Il suo lavoro frenetico diventò, con il passare del tempo, motivo di orgoglio per tutti quanti, nella Casa delle Farfalle. Anche il Capo Famiglia, un lontano cugino di Alfons, incapace ormai di muoversi con le sue gambe, un giorno si fece trasportare a braccia al suo focolare per vederlo. Un grande onore per chiunque. Quando lo vide arrivare Aldaberon si scostò di lato per lasciar passare lui e gli uomini che lo portavano senza fatica. Quando lo vide fissare la lastra posata in terra e rimanerne colpito, si sentì fiero del padre.

"Ogni Casa sarebbe onorata di avere un artista come te" gli disse.

Il Capo Famiglia nemmeno si offese quando Alfons, talmente perso nel suo lavoro, non gli rivolse neppure un cenno di saluto. Fece solo un gesto ai suoi accompagnatori di riportarlo al suo posto.

Semplicemente se ne andò come tutti, con un sorriso sulle labbra.

Aldaberon e Neko non vennero più visti come intrusi, ma come ospiti graditi e la tensione tra il loro focolare e gli altri diminuì, anche se gli amuleti rimasero al loro posto. Almeno dentro a una sola Casa, quella lastra aveva compiuto un piccolo miracolo.

Arrivò il disgelo e con esso tre donne partorirono due femmine e un maschietto.

Alfons pareva un vecchio curvo, appassito di forze e sostanza, eppure lavorava ancora. Le due farfalle erano terminate e lo sfondo prendeva corpo delineandosi in un albero meraviglioso con le fronde che parevano muoversi al soffio di un vento leggero, con rami sottili che si stendevano fino a quasi toccare il suolo. Man mano che si delineava, Aldaberon venne attratto sempre di più dalla forma che sorgeva dalla sapiente opera del padre, perché sapeva di averla già vista prima di allora, anche se non si ricordava dove.
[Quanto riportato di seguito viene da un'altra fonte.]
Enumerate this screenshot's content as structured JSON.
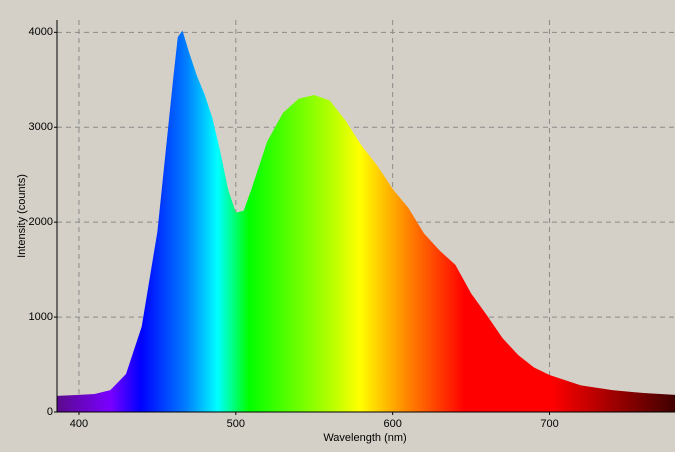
{
  "chart_data": {
    "type": "area",
    "x_label": "Wavelength (nm)",
    "y_label": "Intensity (counts)",
    "x": [
      386,
      400,
      410,
      420,
      430,
      440,
      450,
      455,
      460,
      463,
      466,
      470,
      475,
      480,
      485,
      490,
      495,
      500,
      505,
      510,
      520,
      530,
      540,
      550,
      560,
      570,
      580,
      590,
      600,
      610,
      620,
      630,
      640,
      650,
      660,
      670,
      680,
      690,
      700,
      720,
      740,
      760,
      780
    ],
    "values": [
      170,
      180,
      190,
      230,
      400,
      900,
      1900,
      2700,
      3500,
      3950,
      4020,
      3800,
      3550,
      3350,
      3100,
      2750,
      2350,
      2100,
      2120,
      2350,
      2850,
      3150,
      3300,
      3340,
      3280,
      3070,
      2810,
      2600,
      2350,
      2150,
      1880,
      1700,
      1550,
      1250,
      1020,
      780,
      600,
      470,
      390,
      280,
      230,
      200,
      180
    ],
    "xlim": [
      386,
      780
    ],
    "ylim": [
      0,
      4130
    ],
    "xticks": [
      400,
      500,
      600,
      700
    ],
    "yticks": [
      0,
      1000,
      2000,
      3000,
      4000
    ],
    "grid": true
  }
}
Fu solo per caso che capì, un giorno che lucidava la sua spada seduto accanto al padre, che l'albero che Alfons stava incidendo era il medesimo del punzone con il quale segnava i suoi lavori da fabbro. Anche se rozzo e stilizzato, l'albero impresso sul pomolo delle sue armi era lo stesso che vedeva ora nascere, stupendo e vivo, sulla lastra di rame.

Come per gli altri soggetti Alfons ci mise una cura particolare, arrivando a definire ogni singola fogliolina e ogni ramoscello agitato dal vento, con una chioma ampia e arrotondata da farla sembrare una cascata di capelli finissimi. Ogni tanto pareva che gli occhi gli si inumidissero quando lo ritoccava, ancora e ancora, mai contento del risultato.